Dora was feeling both disappointed and downhearted that Olive and Lottie should have expressed so much dissatisfaction with the new arrangement, and these unexpected words greatly comforted her.
"Thank you, Giles," she said, and, in spite of her endeavours to force them back, the tears would come into her eyes. "I hope to make your lessons easy and interesting to you. I shall try to do so at any rate, and we must be patient with each other, mustn't we?"
This was not quite what Giles had looked for. Dora seemed almost to be pleading for his obedience and attention. He was very sorry he had had hard thoughts of her that morning, and perhaps he would have told her of them, and of the better spirit that now influenced him had not Robert at that moment entered the room.
"It's thawing fast, isn't it, Giles?" he asked.
"Yes, I heard one man say to another that he shouldn't be surprised if we had rain before night. I suppose there won't be much skating after all."

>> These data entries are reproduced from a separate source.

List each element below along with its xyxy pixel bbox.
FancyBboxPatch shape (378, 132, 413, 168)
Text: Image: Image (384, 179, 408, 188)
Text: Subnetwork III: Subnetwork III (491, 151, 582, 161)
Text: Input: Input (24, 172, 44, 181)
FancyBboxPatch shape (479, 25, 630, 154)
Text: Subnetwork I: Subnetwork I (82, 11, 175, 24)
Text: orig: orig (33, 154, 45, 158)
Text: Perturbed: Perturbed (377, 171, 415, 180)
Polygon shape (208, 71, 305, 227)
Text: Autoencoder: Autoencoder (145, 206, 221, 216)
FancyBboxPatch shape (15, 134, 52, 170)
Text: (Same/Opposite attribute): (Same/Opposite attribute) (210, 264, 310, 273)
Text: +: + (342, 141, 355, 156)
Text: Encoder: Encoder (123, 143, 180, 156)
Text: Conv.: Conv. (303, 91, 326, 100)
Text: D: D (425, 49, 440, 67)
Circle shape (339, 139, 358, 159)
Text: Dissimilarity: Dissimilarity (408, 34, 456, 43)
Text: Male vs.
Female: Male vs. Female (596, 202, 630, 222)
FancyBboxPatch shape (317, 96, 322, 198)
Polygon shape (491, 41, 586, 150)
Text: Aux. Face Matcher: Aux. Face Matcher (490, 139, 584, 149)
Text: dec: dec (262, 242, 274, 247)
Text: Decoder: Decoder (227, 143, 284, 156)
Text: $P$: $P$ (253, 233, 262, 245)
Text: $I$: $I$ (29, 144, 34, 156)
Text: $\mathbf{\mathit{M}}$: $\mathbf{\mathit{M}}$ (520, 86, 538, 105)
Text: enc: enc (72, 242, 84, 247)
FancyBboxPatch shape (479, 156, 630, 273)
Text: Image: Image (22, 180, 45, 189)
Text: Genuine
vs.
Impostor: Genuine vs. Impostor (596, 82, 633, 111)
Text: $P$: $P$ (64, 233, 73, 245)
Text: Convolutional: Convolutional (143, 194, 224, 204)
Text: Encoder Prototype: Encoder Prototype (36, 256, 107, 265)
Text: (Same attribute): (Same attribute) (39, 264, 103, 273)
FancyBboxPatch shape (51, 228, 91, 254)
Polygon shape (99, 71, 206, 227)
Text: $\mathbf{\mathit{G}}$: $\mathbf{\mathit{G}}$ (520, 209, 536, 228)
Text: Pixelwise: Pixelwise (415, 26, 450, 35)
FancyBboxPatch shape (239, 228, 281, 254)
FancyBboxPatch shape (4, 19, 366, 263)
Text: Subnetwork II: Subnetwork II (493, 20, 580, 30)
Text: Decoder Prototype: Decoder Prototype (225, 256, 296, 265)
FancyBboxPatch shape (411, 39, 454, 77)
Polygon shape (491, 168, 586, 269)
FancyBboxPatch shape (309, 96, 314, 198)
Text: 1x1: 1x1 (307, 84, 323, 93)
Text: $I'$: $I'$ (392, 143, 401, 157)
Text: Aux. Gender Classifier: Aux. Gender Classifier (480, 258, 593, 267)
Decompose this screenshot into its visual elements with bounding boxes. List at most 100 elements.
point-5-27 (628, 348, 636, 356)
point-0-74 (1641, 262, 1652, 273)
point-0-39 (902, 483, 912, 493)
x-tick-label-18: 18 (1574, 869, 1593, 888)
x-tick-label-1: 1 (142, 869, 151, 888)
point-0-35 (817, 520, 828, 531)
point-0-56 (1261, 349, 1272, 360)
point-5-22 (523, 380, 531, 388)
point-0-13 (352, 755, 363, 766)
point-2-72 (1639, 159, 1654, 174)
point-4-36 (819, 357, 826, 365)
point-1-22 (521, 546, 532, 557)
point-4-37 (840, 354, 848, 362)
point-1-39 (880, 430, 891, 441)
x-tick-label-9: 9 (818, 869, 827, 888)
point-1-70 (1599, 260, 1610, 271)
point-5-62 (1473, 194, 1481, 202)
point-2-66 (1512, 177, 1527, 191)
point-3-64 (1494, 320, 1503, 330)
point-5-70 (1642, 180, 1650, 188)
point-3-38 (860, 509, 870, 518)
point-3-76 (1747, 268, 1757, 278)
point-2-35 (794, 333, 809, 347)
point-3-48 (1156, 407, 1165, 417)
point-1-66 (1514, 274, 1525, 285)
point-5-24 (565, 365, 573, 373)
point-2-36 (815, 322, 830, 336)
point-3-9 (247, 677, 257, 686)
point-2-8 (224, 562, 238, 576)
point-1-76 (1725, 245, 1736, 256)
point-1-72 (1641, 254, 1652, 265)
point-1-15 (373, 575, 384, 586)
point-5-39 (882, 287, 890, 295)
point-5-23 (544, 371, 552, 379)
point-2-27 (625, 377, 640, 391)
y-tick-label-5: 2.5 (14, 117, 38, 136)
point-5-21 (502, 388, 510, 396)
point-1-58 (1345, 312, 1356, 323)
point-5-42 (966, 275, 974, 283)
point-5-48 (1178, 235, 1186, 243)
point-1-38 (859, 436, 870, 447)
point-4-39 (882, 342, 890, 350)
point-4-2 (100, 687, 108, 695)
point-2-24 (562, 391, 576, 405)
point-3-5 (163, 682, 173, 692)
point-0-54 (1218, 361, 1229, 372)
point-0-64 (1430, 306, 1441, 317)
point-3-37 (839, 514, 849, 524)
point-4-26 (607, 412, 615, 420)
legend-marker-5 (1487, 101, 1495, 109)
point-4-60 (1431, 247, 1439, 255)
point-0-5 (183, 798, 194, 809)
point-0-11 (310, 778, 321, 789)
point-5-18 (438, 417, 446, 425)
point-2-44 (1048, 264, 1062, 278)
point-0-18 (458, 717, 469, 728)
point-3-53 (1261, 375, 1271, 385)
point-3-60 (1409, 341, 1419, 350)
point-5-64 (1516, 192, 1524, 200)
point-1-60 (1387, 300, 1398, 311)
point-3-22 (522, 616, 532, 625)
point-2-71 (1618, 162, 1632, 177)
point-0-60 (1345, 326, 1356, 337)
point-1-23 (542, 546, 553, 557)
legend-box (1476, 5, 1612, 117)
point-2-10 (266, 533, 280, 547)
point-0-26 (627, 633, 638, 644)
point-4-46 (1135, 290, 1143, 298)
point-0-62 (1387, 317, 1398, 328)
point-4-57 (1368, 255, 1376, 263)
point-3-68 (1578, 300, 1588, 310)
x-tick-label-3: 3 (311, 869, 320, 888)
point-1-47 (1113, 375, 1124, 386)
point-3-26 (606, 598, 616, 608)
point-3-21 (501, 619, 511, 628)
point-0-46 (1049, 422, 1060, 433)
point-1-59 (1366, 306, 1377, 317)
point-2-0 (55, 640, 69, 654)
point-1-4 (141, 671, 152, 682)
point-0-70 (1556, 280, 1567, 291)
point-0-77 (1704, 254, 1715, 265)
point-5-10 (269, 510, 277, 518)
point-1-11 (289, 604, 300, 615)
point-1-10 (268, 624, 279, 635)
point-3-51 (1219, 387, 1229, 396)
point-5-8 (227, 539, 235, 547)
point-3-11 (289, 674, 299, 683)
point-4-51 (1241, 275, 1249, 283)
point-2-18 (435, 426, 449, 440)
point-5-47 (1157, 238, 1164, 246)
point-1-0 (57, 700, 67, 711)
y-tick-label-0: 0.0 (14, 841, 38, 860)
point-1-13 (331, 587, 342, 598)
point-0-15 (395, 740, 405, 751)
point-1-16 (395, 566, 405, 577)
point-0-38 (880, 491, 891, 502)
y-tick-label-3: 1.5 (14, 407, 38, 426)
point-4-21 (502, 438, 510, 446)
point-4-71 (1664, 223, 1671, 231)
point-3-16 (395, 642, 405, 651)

"No," said Robert, and a certain troubled look that his face had worn lately rolled away like a cloud before sunshine. Then almost immediately he asked, "Will you help me find my school books, Giles? I haven't begun my holiday task yet, and it's time I set about it."
Giles would rather have done anything than this, for while searching for the books—Robert never knew where to find his possessions—he should be thinking of the school he had liked so much, and from which he had been so unexpectedly removed. Without a word, however, he began to hunt for the missing volumes, and in a little while Robert, with pencil and paper in hand, was hard at work upon a simple equation in algebra.
As Giles glanced up from his story-book, and saw his brother at the table, an idea, "just a lovely one," as Dora frequently said of her own thoughts, came into his mind.
Why should he not do at home what he would have been doing had he been at school? He had just begun Latin when he had been taken away; he had, in fact, mastered the first three declensions. Now, with a feeling of shame, Giles found himself unable to decline the singular of "Mensa." Well, he would begin again. Edgar would help him, he knew, and he would work hard at all his studies, so that when he went to school again, he might be placed in a higher form than that in which he had been when he left. Yes, that was what he would do, and perhaps Robert would teach him algebra. He would puzzle it out as much as possible for himself, so that it would only be a little help he should need. And here Giles, practical little Giles, did an unheard-of thing. He dreamed a day-dream, which for brilliancy of colouring and impossibility of attainment rivalled those of Dora herself.